As for cells in Apple stores, yes, there are cells in apple stores where there are weak at&t signals. There are also cells in at&t stores. This is not a controversial comment. It's just common sense.

I have no idea what you are talking about with respect to "your video." So I ask again: you said apple proved that other phones die from a single finger touch. Please point me to where apple proved that. Which video, at which time code? Because having watched them all, I only see where apple showed that other phones can lose bars if you hold them in such a way that your hand surrounds the entire antenna, so you must have a URL for some video that I am missing.
 
Because that is where the FCC requires it to be, as has been stated several times.

It has been stated several times, but it is incorrect. I do not think you understand what the FCC requires. The antenna does not have to be on the bottom. The Droid antenna is on the top.

Location of the HTC Droid Eris' main antenna - from Apple(http://www.apple.com/antenna/):
htcdroideris-position-20100715.jpg
 
Apple has proven that other phones lose signal with the touch of a fingertip? Hardly. They've proven that they lose signal if you wrap your hand around the antenna area and squeeze hard.
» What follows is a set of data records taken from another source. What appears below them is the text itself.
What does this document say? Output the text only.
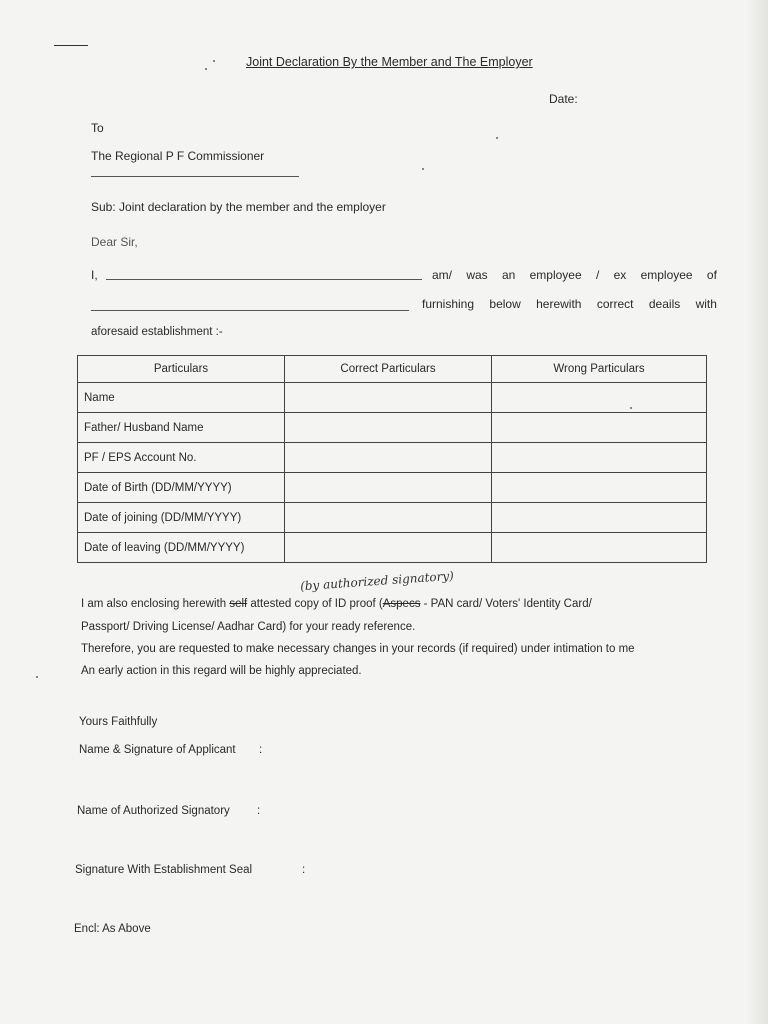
Joint Declaration By the Member and The Employer
Date:
To
The Regional P F Commissioner
Sub: Joint declaration by the member and the employer
Dear Sir,
I,	am/ was an employee / ex employee of
furnishing below herewith correct deails with
aforesaid establishment :-
Particulars	Correct Particulars	Wrong Particulars
Name		
Father/ Husband Name		
PF / EPS Account No.		
Date of Birth (DD/MM/YYYY)		
Date of joining (DD/MM/YYYY)		
Date of leaving (DD/MM/YYYY)		
(by authorized signatory)
I am also enclosing herewith self attested copy of ID proof (Aspecs - PAN card/ Voters' Identity Card/
Passport/ Driving License/ Aadhar Card) for your ready reference.
Therefore, you are requested to make necessary changes in your records (if required) under intimation to me
An early action in this regard will be highly appreciated.
Yours Faithfully
Name & Signature of Applicant :
Name of Authorized Signatory :
Signature With Establishment Seal	:
Encl: As Above
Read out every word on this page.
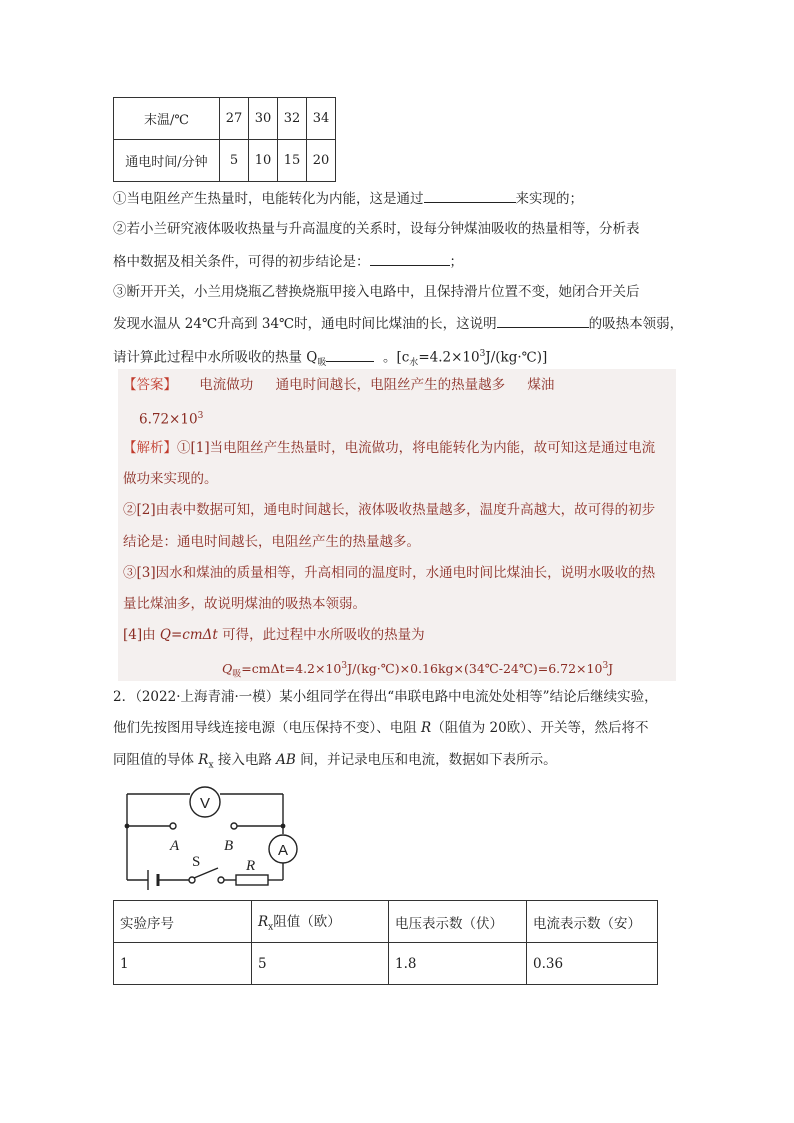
末温/℃	27	30	32	34
通电时间/分钟	5	10	15	20
①当电阻丝产生热量时，电能转化为内能，这是通过	来实现的；
②若小兰研究液体吸收热量与升高温度的关系时，设每分钟煤油吸收的热量相等，分析表
格中数据及相关条件，可得的初步结论是：	；
③断开开关，小兰用烧瓶乙替换烧瓶甲接入电路中，且保持滑片位置不变，她闭合开关后
发现水温从 24℃升高到 34℃时，通电时间比煤油的长，这说明	的吸热本领弱，
请计算此过程中水所吸收的热量 $Q_吸$	。$[c_水=4.2\times 10^3J/(kg\cdot℃)]$
【答案】 电流做功 通电时间越长，电阻丝产生的热量越多 煤油
$6.72\times 10^3$
【解析】①[1]当电阻丝产生热量时，电流做功，将电能转化为内能，故可知这是通过电流
做功来实现的。
②[2]由表中数据可知，通电时间越长，液体吸收热量越多，温度升高越大，故可得的初步
结论是：通电时间越长，电阻丝产生的热量越多。
③[3]因水和煤油的质量相等，升高相同的温度时，水通电时间比煤油长，说明水吸收的热
量比煤油多，故说明煤油的吸热本领弱。
[4]由 Q=cmΔt 可得，此过程中水所吸收的热量为
$Q_吸=cm\Delta t=4.2\times 10^3J/(kg\cdot℃)\times 0.16kg\times(34℃-24℃)=6.72\times 10^3J$
2．（2022·上海青浦·一模）某小组同学在得出“串联电路中电流处处相等”结论后继续实验，
他们先按图用导线连接电源（电压保持不变）、电阻 R（阻值为 20欧）、开关等，然后将不
同阻值的导体 $R_x$ 接入电路 AB 间，并记录电压和电流，数据如下表所示。
V
A
A	B
S	R
实验序号	$R_x$阻值（欧）	电压表示数（伏）	电流表示数（安）
1	5	1.8	0.36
That's a different and acceptable behavior (not desirable - acceptable), which is why everyone accepted it when the 3GS and 3G did the same thing. Those phones were never singled out for any signal issues, because they were on par with the rest of the market in that department.

A lot of hard work is being put into diffusing the issue here, but sorry, no sell. No amount of verbal contortionists are going to make attenuation and bridging the same thing. Apple knew they took a risk by placing the naked antennas on the exterior of the phone. They did it in their ceaseless pursuit of thinner and thinner products. It was a bold design choice and it blew up in their face. And now they're retroactively "redesigning" the phone by offering free cases to cover the naked antenna, in effect changing the iPhone 4 to be more like other manufacturers' phones except their antenna covers aren't detachable. The solution is acceptable. I personally find it satisfactory. But the way they handled this issue is far from acceptable.

Okay, so what rebuttal would you throw to me if I showed you a video of at least one of those same phones on Apple's website attenuate the signal with just a fingertip vs the deathgrip? Would you accept that or are you just another RIM fanboy trying to cover up the competitions imperfections?